Podemos discordar de muitas ideias de Bomfim, que, naturalmente, como todos
nós, foi escravo do “espírito do tempo” (Zeitgest), de que dizia Hegel
(1770-1781), como bem observa a historiadora Mary Del Priore na apresentação
que escreveu para esta segunda edição do livro, mas não deixaremos nunca de nos
solidarizar com ele em suas observações sobre o Brasil de sua época, como
resultado de três séculos de colonização e 67 anos (de 1822 a 1889) de um
Império que pouco mudou os costumes e práticas colonialistas e uma República
que, nascida sob o tacão de militares, em iniquidades não tem ficado atrás do
regime monárquico.
Tal como hoje, éramos uma nação atrasada, com uma parcela majoritária da
população mergulhada no analfabetismo – hoje, diríamos analfabetismo funcional
–, bucha de canhão para os conflitos que as oligarquias arrumavam e até para a
Segunda Guerra Mundial (1939-1945), além de mão de obra praticamente escrava
(ou neocrava) e desqualificada para o trabalho no campo e nas grandes cidades
que então se formavam.
II
Anglófono, Bomfim via em Portugal toda a fonte do mal que assolava o Brasil.

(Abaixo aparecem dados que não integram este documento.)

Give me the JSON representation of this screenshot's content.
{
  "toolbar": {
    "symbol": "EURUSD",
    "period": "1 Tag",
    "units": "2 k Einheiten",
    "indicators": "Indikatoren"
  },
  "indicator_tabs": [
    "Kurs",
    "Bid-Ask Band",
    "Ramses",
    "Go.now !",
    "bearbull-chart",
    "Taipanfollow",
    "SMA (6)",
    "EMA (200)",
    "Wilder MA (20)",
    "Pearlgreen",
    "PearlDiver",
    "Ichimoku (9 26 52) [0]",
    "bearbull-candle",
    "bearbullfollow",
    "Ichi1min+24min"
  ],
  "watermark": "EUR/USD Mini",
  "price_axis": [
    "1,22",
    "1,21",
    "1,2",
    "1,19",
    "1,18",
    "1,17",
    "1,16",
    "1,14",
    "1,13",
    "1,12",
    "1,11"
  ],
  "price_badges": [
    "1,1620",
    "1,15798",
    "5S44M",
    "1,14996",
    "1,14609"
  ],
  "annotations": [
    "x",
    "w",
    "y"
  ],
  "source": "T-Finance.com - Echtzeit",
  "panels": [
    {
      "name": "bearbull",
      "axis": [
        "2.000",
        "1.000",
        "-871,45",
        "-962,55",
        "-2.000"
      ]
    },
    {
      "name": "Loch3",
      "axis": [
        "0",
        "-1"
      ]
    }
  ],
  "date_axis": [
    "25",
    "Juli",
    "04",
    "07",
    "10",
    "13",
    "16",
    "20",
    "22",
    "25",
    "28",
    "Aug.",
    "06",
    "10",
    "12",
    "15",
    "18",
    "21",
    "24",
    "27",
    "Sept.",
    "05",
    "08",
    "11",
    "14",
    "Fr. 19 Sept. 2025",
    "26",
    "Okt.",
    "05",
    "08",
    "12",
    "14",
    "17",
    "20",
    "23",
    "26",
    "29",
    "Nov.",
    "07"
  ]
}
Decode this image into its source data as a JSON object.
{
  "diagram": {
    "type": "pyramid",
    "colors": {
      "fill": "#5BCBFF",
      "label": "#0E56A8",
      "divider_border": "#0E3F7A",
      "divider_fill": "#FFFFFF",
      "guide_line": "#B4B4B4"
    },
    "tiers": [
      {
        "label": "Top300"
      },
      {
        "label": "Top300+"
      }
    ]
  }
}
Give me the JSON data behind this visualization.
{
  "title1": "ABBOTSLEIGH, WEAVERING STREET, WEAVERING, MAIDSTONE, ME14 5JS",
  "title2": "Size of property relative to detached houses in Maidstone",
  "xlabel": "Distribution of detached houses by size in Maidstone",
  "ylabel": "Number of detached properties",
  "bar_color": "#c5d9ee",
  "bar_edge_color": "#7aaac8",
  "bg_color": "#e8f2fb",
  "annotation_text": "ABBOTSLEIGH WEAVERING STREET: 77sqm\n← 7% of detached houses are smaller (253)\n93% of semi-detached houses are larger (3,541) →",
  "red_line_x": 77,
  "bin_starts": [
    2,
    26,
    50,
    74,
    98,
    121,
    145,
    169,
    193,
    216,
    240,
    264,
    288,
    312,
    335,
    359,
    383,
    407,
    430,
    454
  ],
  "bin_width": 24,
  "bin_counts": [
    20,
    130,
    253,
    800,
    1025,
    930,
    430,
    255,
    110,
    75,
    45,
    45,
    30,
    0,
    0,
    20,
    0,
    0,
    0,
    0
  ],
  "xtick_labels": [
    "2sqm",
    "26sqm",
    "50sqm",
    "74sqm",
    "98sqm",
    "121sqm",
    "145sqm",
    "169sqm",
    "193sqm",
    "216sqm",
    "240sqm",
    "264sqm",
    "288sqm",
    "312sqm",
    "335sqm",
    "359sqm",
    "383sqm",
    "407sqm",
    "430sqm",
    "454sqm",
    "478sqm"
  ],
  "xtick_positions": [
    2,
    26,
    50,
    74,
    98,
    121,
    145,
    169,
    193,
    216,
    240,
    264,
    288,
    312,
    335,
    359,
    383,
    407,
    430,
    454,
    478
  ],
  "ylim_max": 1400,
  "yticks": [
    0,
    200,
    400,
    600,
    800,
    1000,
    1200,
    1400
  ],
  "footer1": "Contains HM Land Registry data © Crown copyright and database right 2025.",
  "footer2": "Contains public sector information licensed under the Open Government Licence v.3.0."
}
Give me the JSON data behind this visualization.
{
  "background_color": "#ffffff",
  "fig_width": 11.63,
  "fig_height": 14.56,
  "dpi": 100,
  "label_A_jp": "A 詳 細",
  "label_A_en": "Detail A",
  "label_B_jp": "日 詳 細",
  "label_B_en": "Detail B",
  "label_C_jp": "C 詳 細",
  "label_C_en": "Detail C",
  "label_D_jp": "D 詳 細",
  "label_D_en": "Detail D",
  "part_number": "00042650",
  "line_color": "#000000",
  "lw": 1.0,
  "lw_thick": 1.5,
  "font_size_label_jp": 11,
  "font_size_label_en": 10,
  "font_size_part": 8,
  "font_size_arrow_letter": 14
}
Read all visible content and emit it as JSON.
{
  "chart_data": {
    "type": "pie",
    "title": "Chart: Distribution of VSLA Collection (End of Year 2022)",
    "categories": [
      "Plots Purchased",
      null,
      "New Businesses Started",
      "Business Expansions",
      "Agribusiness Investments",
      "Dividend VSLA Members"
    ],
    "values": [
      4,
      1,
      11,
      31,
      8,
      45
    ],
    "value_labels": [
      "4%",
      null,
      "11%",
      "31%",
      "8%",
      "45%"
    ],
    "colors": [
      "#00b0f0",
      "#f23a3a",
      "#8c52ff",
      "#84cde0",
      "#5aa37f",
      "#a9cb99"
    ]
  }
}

Dizia que, antes da expansão colonial, “a burguesia de Londres havia abatido o
mais formal no poder da coroa”, entendendo que a revolução liberal de 1689
havia acabado com os restos de privilégios da aristocracia inglesa. Por isso,
segundo ele, ao contrário de Portugal, onde a aristocracia continuou a usufruir
de todos os privilégios sobre a uma massa ignara – reduzida a se resignar com
as migalhas que os chamados nobres mandavam atirar aos porcos ou a emigrar –, a
Inglaterra não se degenerara, construindo um regime de estado “o mais livre no
mundo moderno”.
O antilusitanismo de Bomfim é tão acendrado que, para ele, os 60 anos do
Portugal espanhol constituem o período de formação essencial do Brasil. “Mas,
inacabada essa formação, quiseram os fados que houvesse um Portugal restaurado,
para viver exclusivamente desta colônia. E esse Portugal, de mercantis
degradados, entregue à saudade má dessas Índias perdidas; esse Portugal, a
projetar sobre o Brasil a sombra sinistra do seu declínio, deu-nos todos os
males de uma vida estiolada, fora dos estímulos em que o Ocidente se refazia”,
escreveu.
Desta sorte, segundo ele, era o Brasil distorcido da
sua marcha natural – “acorrentado ao cadáver de uma nação que, mesmo em glória,
nunca fora uma civilização completa”. Para Bomfim, “menos que Roma em face da
inteligência grega, Portugal não teve energias para outra coisa além das suas
conquistas de comércio”. Mais adiante, disse: “Negreiro, escravocrata,
absolutista, bragantista, liberal, cortista, monarquista... o português
encarnou, em todas as crises, o renitente inimigo do Brasil, empenhado em
mantê-lo na mesquinha situação que o obrigue a servir de pasto ao mercantilismo
de parasitas obsoletos”.
Só que, mesmo depois do afastamento dos Braganças do poder, os brasileiros –
leia-se aqui: os donos do poder – continuaram roubando, extorquindo,
manipulando eleições e enriquecendo com o trabalho neoescravo, mantendo a “lôbrega
e mentirosa democracia” da Primeira República (1889-1930) em que Bomfim viveu
ao final de sua vida. E, depois, com o conturbado e fascistizante período
getulista (1930-1945), pouco mudaria, ainda que tenham sido dados alguns
direitos aos assalariados miseráveis, mais por imposição dos tempos do que por
vontade de reformar efetivamente o País. Sem contar a tragédia que constituiu a
ditadura militar (1964-1985).
III
Bomfim não via mérito nenhum nos aventureiros lusos que, com Vasco da Gama (ca.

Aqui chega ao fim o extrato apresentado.